Indiana is close to becoming the next state with legal sports betting.
A revised bill, HB 1015, passed the Indiana legislature on Wednesday and as of Thursday morning it awaited only a signature from Gov. Eric Holcomb to become law.
The process for passing a betting bill in Indiana has been arduous.
On Monday, the Indiana Conference Committee met to vote on Bill S 552.
During this year's session, the two Indiana chambers passed conflicting versions of the bill and since the Senate had refused, that put S 552 in the conference committee.
The bill’s sponsor, state Sen. Mark Messmer, made it known that statewide mobile betting was added to the final provisions, and indeed the bill which passed Wednesday included mobile betting.

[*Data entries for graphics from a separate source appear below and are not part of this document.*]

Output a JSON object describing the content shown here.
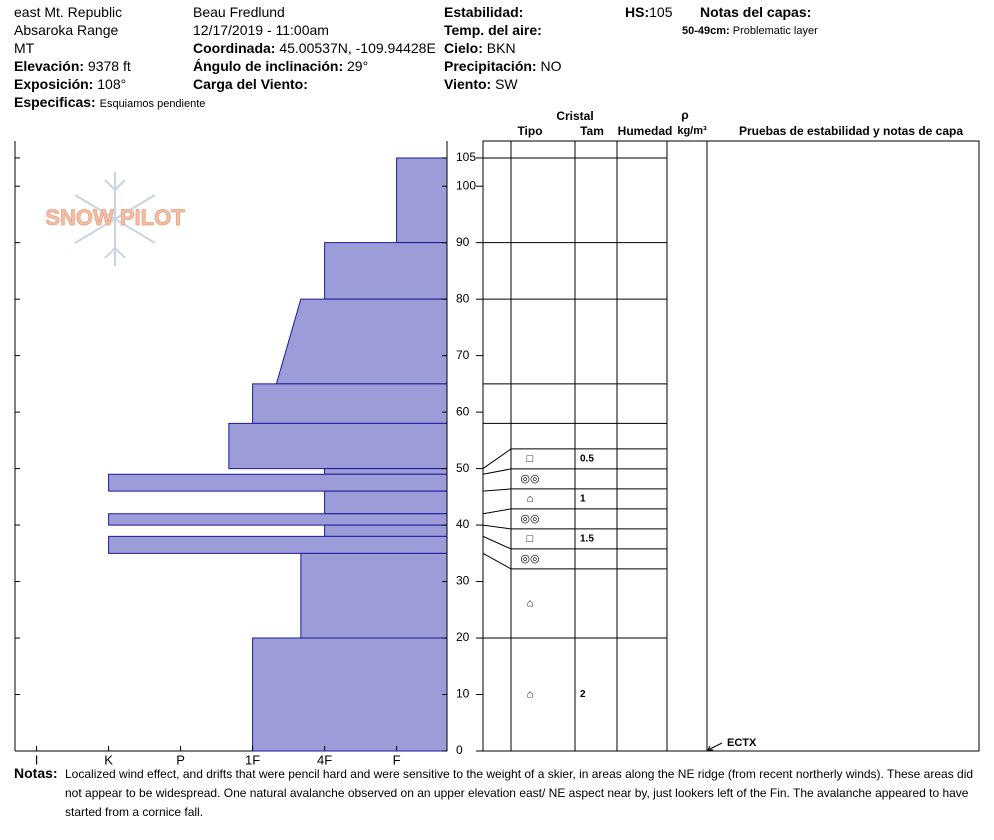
{
  "header": {
    "location": "east Mt. Republic",
    "range": "Absaroka Range",
    "state": "MT",
    "elevation": {
      "label": "Elevación:",
      "value": "9378 ft"
    },
    "aspect": {
      "label": "Exposición:",
      "value": "108°"
    },
    "specifics": {
      "label": "Especificas:",
      "value": "Esquiamos pendiente"
    },
    "observer": "Beau  Fredlund",
    "datetime": "12/17/2019 - 11:00am",
    "coordinates": {
      "label": "Coordinada:",
      "value": "45.00537N, -109.94428E"
    },
    "slope": {
      "label": "Ángulo de inclinación:",
      "value": "29°"
    },
    "wind_loading": {
      "label": "Carga del Viento:"
    },
    "stability": {
      "label": "Estabilidad:"
    },
    "air_temp": {
      "label": "Temp. del aire:"
    },
    "sky": {
      "label": "Cielo:",
      "value": "BKN"
    },
    "precipitation": {
      "label": "Precipitación:",
      "value": "NO"
    },
    "wind": {
      "label": "Viento:",
      "value": "SW"
    },
    "hs": {
      "label": "HS:",
      "value": "105"
    },
    "layer_notes": {
      "title": "Notas del capas:",
      "items": [
        {
          "label": "50-49cm:",
          "text": "Problematic layer"
        }
      ]
    }
  },
  "logo": "SNOW PILOT",
  "profile_table": {
    "crystal": "Cristal",
    "type": "Tipo",
    "size": "Tam",
    "moisture": "Humedad",
    "density_symbol": "ρ",
    "density_unit": "kg/m³",
    "tests": "Pruebas de estabilidad y notas de capa"
  },
  "chart_data": {
    "type": "snow-profile",
    "xlim": [
      6.3,
      0.3
    ],
    "xticks": [
      {
        "value": 6,
        "label": "I"
      },
      {
        "value": 5,
        "label": "K"
      },
      {
        "value": 4,
        "label": "P"
      },
      {
        "value": 3,
        "label": "1F"
      },
      {
        "value": 2,
        "label": "4F"
      },
      {
        "value": 1,
        "label": "F"
      }
    ],
    "ylim": [
      0,
      108
    ],
    "yticks": [
      0,
      10,
      20,
      30,
      40,
      50,
      60,
      70,
      80,
      90,
      100,
      105
    ],
    "color": "#9c9cd8",
    "layers": [
      {
        "top": 105,
        "bottom": 90,
        "hardness": 1
      },
      {
        "top": 90,
        "bottom": 80,
        "hardness": 2
      },
      {
        "top": 80,
        "bottom": 65,
        "hardness": 2.33,
        "hardness_bottom": 2.67
      },
      {
        "top": 65,
        "bottom": 58,
        "hardness": 3
      },
      {
        "top": 58,
        "bottom": 50,
        "hardness": 3.33
      },
      {
        "top": 50,
        "bottom": 49,
        "hardness": 2,
        "grain": "□",
        "size": 0.5
      },
      {
        "top": 49,
        "bottom": 46,
        "hardness": 5,
        "grain": "◎◎"
      },
      {
        "top": 46,
        "bottom": 42,
        "hardness": 2,
        "grain": "⌂",
        "size": 1
      },
      {
        "top": 42,
        "bottom": 40,
        "hardness": 5,
        "grain": "◎◎"
      },
      {
        "top": 40,
        "bottom": 38,
        "hardness": 2,
        "grain": "□",
        "size": 1.5
      },
      {
        "top": 38,
        "bottom": 35,
        "hardness": 5,
        "grain": "◎◎"
      },
      {
        "top": 35,
        "bottom": 20,
        "hardness": 2.33,
        "grain": "⌂"
      },
      {
        "top": 20,
        "bottom": 0,
        "hardness": 3,
        "grain": "⌂",
        "size": 2
      }
    ],
    "tests": [
      {
        "height": 0,
        "result": "ECTX"
      }
    ]
  },
  "notes": {
    "label": "Notas:",
    "text": "Localized wind effect, and drifts that were pencil hard and were sensitive to the weight of a skier, in areas along the NE ridge (from recent northerly winds).  These areas did not appear to be widespread.  One natural avalanche observed on an upper elevation east/ NE aspect near by, just lookers left of the Fin.  The avalanche appeared to have started from a cornice fall."
  }
}
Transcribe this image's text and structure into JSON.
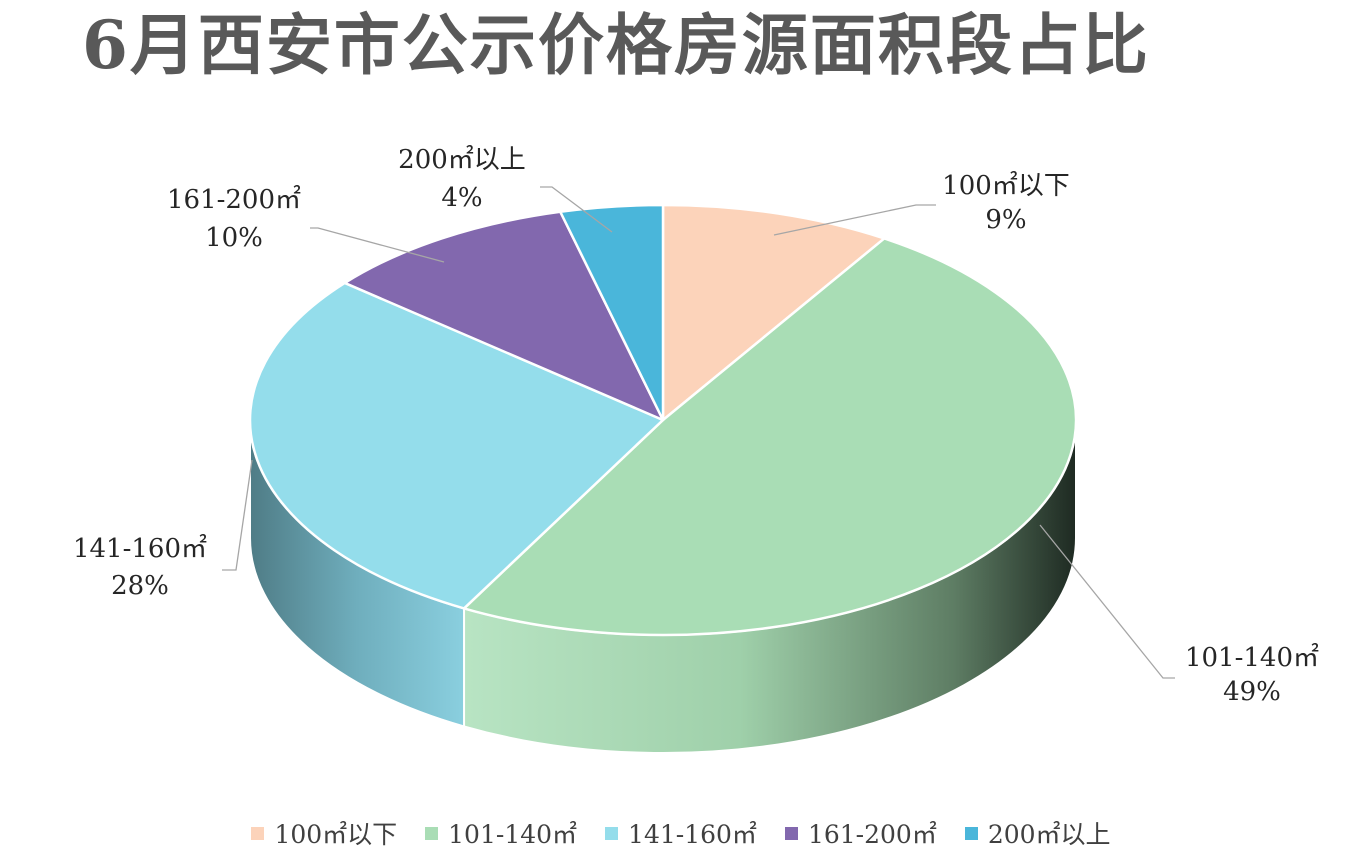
{
  "chart_data": {
    "type": "pie",
    "title": "6月西安市公示价格房源面积段占比",
    "categories": [
      "100㎡以下",
      "101-140㎡",
      "141-160㎡",
      "161-200㎡",
      "200㎡以上"
    ],
    "values": [
      9,
      49,
      28,
      10,
      4
    ],
    "value_labels": [
      "9%",
      "49%",
      "28%",
      "10%",
      "4%"
    ],
    "colors": [
      "#FCD3BA",
      "#A9DDB5",
      "#94DDEB",
      "#8268AE",
      "#4AB6DA"
    ],
    "legend_position": "bottom",
    "three_d": true
  }
}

The Indiana General Assembly bill states, in part: "Authorizes sports wagering at riverboats, racinos, a Vigo County casino, and satellite facilities. Provides for the administration and conduct of sports wagering."
The Indiana bill includes an array of provisions which features new casinos pending construction in Terre Haute and Gary.
The previous vote was passed on casino sites being the lone host of Indiana’s legal sports gambling. However, Messmer said the move to expand to mobile options, off the table until recently, had been agreed upon after the Monday meeting. The mobile provisions are key because the most successful sports betting measures, most notably in New Jersey, include mobile options.
"If you have sports betting without a mobile app platform, you don't really have a very usable tool," Messmer told the Associated Press.
The Indiana Gaming Commission (IGC) would set regulations and start the process to approve the casinos for legal sports betting by July 1.
"They were optimistic they could have rules ready in time for the NFL season," Messmer said.
The new Terre Haute casino will be a popular bidding process for its new operator, which hasn’t been selected. Also, the new owner of the Gary casinos will move its spot on Lake Michigan as a casino boat to a regular casino near I-80 and I-94 in the heart of the city.
Plus two horse track casinos in centrally located Anderson and Shelbyville could see legal table games with dealers in house by next spring or summer.
Lastly, two Majestic Star Casino boats in Gary, being bought by Spectacle Entertainment, will have to spend a minimum of $150 million on a brand new casino in town and a $20 million fee from the state to make the move. The new spot will have space for 200 rooms in its hotel.
All in all, Indiana is squeezing out what power and leverage it has to get legal sports betting done. With mobile options and an influx of casinos in the state, Indiana looks likely to shake off its initial setbacks and get a sports betting law passed.